Wednesday, August 25, 2010

The Right Lane

I often wonder in my fit of "Road Rage", what goes on in the mind of the driver that is determined not to merge into the right lane; when due to their speed they clearly belong over there. They continue to nonchalantly continue on in the left lane at their own (slow) pace as if they don't see all the cars lining up behind them cause they can't pass due to the car that IS in the right lane. LOL!! They continue to mosey along as if they have no where to be. I imagine the driver glancing in their rear view mirror, looking and saying to themselves, "hmmph I'm not getting over Bitches, better go around!" and then laughing to themselves. Look people if you can't keep up with the left lane traffic and speed, get your slow ass in the RIGHT lane where you belong and stop being stubborn! Simple as that. Another thing, while we are on the subject of "merging"; when approaching a ramp and cars are entering the highway get over and let them on! That should be automatic. I almost ran out of road and had to stop because some idiot didn't want to get over. It's not Rocket Science, people!

Sunday, July 25, 2010

Letting Go...

I recently had a conversation with a friend who has definitely been torn between love and facing the inevitable. It is often that we find ourselves in a situation where we have a hard time doing what we know in our guts and in our hearts is the best thing for us and those around us. But when you love someone you want to give them the benefit of the doubt and so you keep making excuses and giving them chances. What we often fail to realize is that each time we give them another opportunity to right a situation the fix is always temporary.

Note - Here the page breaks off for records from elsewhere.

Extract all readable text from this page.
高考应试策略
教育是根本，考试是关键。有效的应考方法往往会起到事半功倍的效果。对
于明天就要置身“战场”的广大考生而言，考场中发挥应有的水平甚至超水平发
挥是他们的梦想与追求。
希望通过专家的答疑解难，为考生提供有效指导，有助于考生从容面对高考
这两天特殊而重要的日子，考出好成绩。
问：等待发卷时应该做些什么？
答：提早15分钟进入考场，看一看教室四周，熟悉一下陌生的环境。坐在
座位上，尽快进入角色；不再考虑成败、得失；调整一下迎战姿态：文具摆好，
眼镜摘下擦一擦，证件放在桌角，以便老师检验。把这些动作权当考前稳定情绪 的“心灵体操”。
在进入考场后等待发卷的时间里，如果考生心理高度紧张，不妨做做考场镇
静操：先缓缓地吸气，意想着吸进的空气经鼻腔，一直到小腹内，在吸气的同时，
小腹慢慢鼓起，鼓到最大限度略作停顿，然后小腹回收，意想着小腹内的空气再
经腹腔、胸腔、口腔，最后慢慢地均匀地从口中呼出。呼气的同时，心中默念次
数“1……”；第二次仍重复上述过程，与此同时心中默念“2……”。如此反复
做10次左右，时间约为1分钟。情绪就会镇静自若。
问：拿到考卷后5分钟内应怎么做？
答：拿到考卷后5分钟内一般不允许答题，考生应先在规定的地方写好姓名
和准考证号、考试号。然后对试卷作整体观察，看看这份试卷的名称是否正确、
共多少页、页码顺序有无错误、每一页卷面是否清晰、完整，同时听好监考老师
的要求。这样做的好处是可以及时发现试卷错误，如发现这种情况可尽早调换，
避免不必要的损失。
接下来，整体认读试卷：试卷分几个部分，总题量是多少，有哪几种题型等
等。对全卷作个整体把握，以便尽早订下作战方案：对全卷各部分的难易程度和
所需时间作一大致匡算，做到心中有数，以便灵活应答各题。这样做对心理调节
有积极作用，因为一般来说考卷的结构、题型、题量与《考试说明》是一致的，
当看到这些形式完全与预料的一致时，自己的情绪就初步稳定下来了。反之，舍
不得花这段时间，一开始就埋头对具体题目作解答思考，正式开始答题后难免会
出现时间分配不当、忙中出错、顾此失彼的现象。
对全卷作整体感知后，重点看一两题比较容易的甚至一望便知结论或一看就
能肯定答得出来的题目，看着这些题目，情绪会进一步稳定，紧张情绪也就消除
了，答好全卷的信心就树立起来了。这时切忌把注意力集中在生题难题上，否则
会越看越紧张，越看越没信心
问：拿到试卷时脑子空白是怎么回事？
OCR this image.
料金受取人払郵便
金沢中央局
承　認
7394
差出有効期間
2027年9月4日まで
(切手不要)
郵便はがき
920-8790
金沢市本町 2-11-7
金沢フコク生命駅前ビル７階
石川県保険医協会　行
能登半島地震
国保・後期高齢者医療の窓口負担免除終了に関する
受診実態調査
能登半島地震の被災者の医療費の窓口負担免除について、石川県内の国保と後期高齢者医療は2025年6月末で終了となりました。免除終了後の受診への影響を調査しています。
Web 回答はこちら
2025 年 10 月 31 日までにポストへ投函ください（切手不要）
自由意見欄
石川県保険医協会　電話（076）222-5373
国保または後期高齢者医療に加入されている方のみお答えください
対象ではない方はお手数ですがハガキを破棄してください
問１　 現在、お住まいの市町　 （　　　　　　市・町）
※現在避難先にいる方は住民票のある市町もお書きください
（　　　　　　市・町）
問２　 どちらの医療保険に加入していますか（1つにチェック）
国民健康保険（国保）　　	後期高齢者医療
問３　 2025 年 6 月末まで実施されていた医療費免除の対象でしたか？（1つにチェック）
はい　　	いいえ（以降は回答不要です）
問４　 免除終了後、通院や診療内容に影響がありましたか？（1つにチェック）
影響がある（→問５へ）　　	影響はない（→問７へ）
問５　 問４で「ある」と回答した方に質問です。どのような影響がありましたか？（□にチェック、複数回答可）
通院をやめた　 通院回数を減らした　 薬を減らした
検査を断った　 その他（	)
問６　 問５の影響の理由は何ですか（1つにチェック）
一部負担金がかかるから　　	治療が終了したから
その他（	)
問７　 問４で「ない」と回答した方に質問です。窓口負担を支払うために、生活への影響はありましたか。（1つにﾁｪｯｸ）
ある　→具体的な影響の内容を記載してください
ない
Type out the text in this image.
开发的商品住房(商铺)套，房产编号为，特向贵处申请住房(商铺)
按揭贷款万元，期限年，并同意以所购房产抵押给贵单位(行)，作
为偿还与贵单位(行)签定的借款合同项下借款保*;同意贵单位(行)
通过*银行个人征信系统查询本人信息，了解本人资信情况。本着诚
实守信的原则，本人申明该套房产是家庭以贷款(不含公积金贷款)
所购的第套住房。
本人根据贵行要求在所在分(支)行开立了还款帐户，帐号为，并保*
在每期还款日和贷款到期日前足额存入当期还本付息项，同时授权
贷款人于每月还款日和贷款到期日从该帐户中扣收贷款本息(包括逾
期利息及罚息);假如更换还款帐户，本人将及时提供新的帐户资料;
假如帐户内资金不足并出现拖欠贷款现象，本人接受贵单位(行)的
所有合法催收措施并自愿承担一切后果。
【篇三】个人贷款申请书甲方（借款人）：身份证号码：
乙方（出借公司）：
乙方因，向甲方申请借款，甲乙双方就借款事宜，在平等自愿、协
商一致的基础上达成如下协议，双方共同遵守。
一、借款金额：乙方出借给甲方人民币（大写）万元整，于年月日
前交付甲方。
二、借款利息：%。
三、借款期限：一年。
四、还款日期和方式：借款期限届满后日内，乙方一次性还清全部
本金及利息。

The temporary fix is always good for a while but then slowly we begin to see the same patterns starting to surface. Although it is painful because of time and emotions sometimes the best thing is to let go. Now doing this is not going to be easy for some because of the ties that bind you to that person; but why must one continue to go through the constant pain of disappointment. Sometimes we must love enough to walk away and let go, not only for yourself but for them as well. Your letting go may be doing them a favor...everything does happen for a reason.